By constraining the state space, you drastically reduce the probability of the agent making a wrong turn. The trajectory becomes predictable. When you apply LLM-as-a-judge to a constrained graph, your evaluation scores will immediately improve because the agent is no longer wasting tokens trying to navigate a massive, unstructured toolset.
Building production AI is not about giving models maximum freedom; it is about giving them maximum context within strict, verifiable boundaries. Tracing and evaluating trajectories is how you verify those boundaries are holding.
→ Beyond Vibe Checks: CI/CD Pipeline Architecture for Multi-Agent SystemsFrequently Asked Questions
Q: What is the business ROI of implementing a trajectory evaluation framework instead of just relying on manual QA? The ROI is realized in two main areas: engineering efficiency and customer retention. Manual QA of agentic workflows is virtually impossible at scale because of the sheer number of path permutations. By automating trajectory tracing, you reduce the time engineering teams spend debugging silent failures from days to minutes. More importantly, it prevents silent failures from reaching production, protecting your brand reputation and preventing customer churn caused by hallucinated or incorrect agent behavior.

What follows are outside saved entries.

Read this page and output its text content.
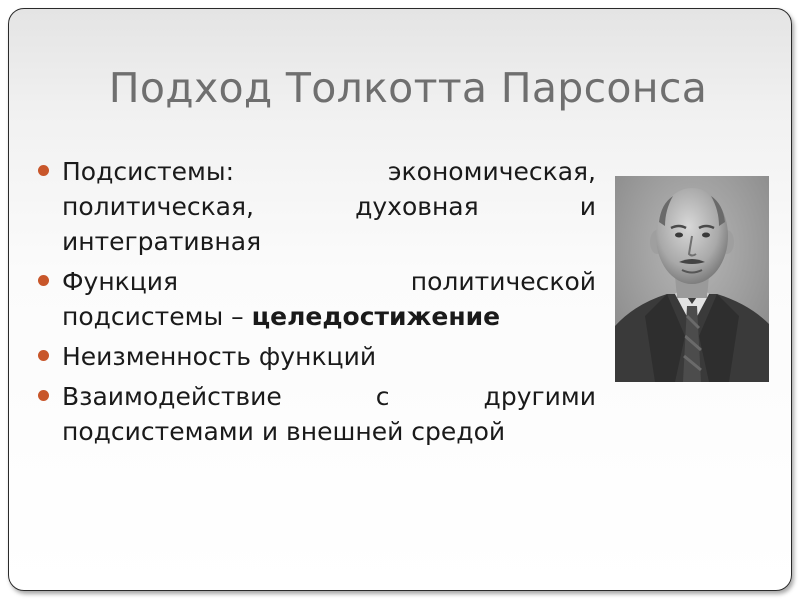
Подход Толкотта Парсонса
Подсистемы:	экономическая,
политическая,	духовная	и
интегративная
Функция	политической
подсистемы – целедостижение
Неизменность функций
Взаимодействие	с	другими
подсистемами и внешней средой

Q: How much latency does trajectory tracing and evaluation add to the user experience? Tracing adds effectively zero latency to the user experience because the telemetry data is sent to the observability platform (like Langfuse) asynchronously in the background. LLM-as-a-judge evaluations are also run asynchronously after the execution is complete. The user receives their answer immediately; the evaluation happens offline to monitor system health.
Q: Can we use the same LLM that powers the agent to act as the judge? You can, but it is generally better practice to use a different model family for evaluation to avoid inherent model bias. A model will often blindly agree with its own prior reasoning. Using a separate, highly constrained model specifically prompted for grading provides a more objective evaluation of the trajectory.

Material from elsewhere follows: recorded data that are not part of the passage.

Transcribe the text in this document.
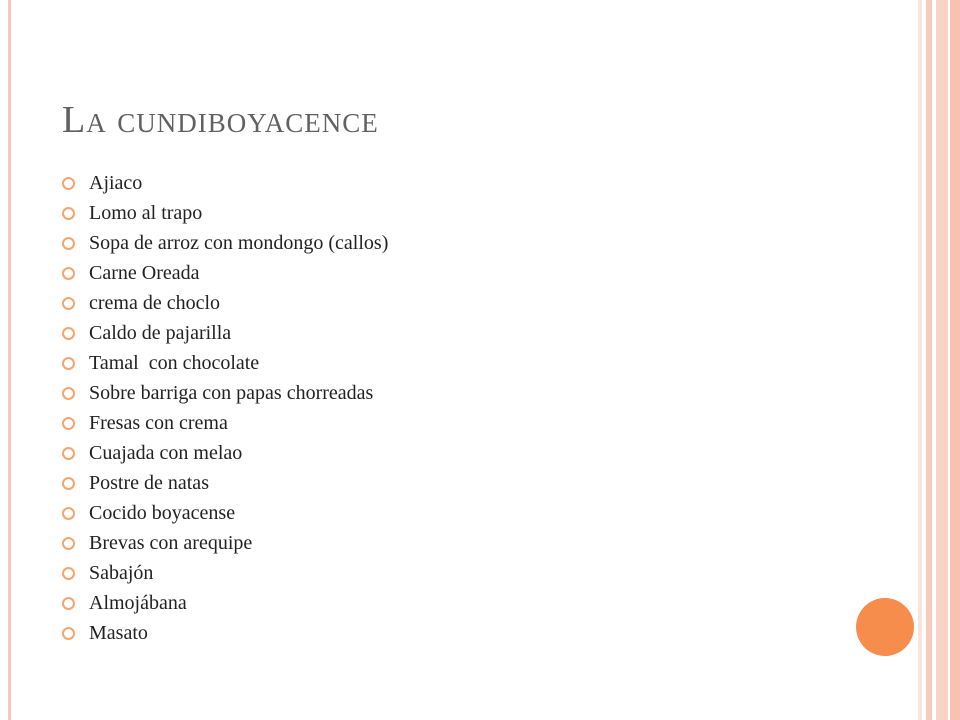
La cundiboyacence
Ajiaco
Lomo al trapo
Sopa de arroz con mondongo (callos)
Carne Oreada
crema de choclo
Caldo de pajarilla
Tamal  con chocolate
Sobre barriga con papas chorreadas
Fresas con crema
Cuajada con melao
Postre de natas
Cocido boyacense
Brevas con arequipe
Sabajón
Almojábana
Masato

Q: What do we do when the LLM judge flags an intermediate step as a failure, but the final answer was correct? This is a critical signal. It usually indicates that your agent is self-correcting inefficiently. For example, it might be calling a tool with bad parameters, receiving an error, and then trying again. While the final answer is correct, the agent is wasting time, latency, and token costs. You use this evaluation data to refine your tool descriptions or adjust your system prompts so the agent gets it right on the first attempt.

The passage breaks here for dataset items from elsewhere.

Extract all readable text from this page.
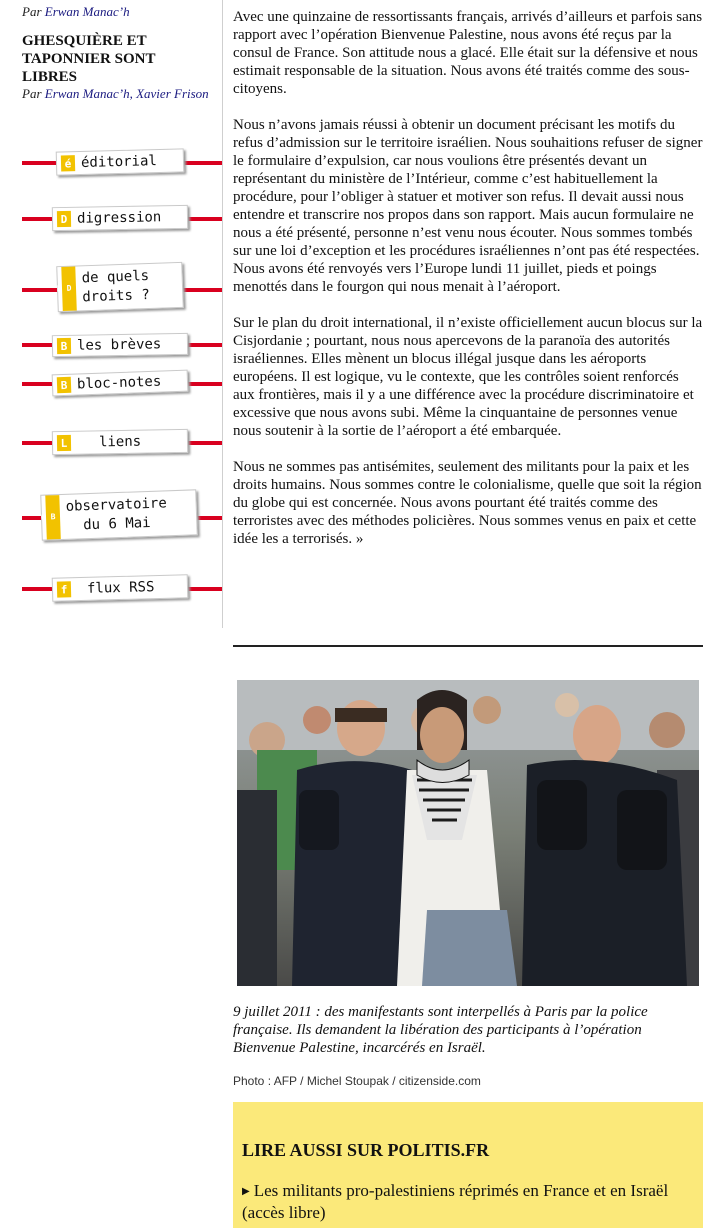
Par Erwan Manac’h
GHESQUIÈRE ET TAPONNIER SONT LIBRES
Par Erwan Manac’h, Xavier Frison
é éditorial
D digression
D D D
de quels
droits ?
B les brèves
B bloc-notes
L liens
O B S
observatoire
du 6 Mai
f flux RSS

Avec une quinzaine de ressortissants français, arrivés d’ailleurs et parfois sans rapport avec l’opération Bienvenue Palestine, nous avons été reçus par la consul de France. Son attitude nous a glacé. Elle était sur la défensive et nous estimait responsable de la situation. Nous avons été traités comme des sous-citoyens.

Nous n’avons jamais réussi à obtenir un document précisant les motifs du refus d’admission sur le territoire israélien. Nous souhaitions refuser de signer le formulaire d’expulsion, car nous voulions être présentés devant un représentant du ministère de l’Intérieur, comme c’est habituellement la procédure, pour l’obliger à statuer et motiver son refus. Il devait aussi nous entendre et transcrire nos propos dans son rapport. Mais aucun formulaire ne nous a été présenté, personne n’est venu nous écouter. Nous sommes tombés sur une loi d’exception et les procédures israéliennes n’ont pas été respectées. Nous avons été renvoyés vers l’Europe lundi 11 juillet, pieds et poings menottés dans le fourgon qui nous menait à l’aéroport.

Sur le plan du droit international, il n’existe officiellement aucun blocus sur la Cisjordanie ; pourtant, nous nous apercevons de la paranoïa des autorités israéliennes. Elles mènent un blocus illégal jusque dans les aéroports européens. Il est logique, vu le contexte, que les contrôles soient renforcés aux frontières, mais il y a une différence avec la procédure discriminatoire et excessive que nous avons subi. Même la cinquantaine de personnes venue nous soutenir à la sortie de l’aéroport a été embarquée.

Nous ne sommes pas antisémites, seulement des militants pour la paix et les droits humains. Nous sommes contre le colonialisme, quelle que soit la région du globe qui est concernée. Nous avons pourtant été traités comme des terroristes avec des méthodes policières. Nous sommes venus en paix et cette idée les a terrorisés. »

9 juillet 2011 : des manifestants sont interpellés à Paris par la police française. Ils demandent la libération des participants à l’opération Bienvenue Palestine, incarcérés en Israël.

Photo : AFP / Michel Stoupak / citizenside.com
LIRE AUSSI SUR POLITIS.FR
▶ Les militants pro-palestiniens réprimés en France et en Israël (accès libre)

Q: Why can't we just write standard unit tests for our agent tools? You absolutely should write standard software unit tests for the underlying APIs and Python functions your tools execute. However, software unit tests only verify that the tool works when given the correct inputs. They do not verify that the agent understands when to use the tool, or that the agent is capable of generating those correct inputs dynamically based on a conversational context. Multi-agent evaluation tests the AI's decision-making layer, not just the software execution layer.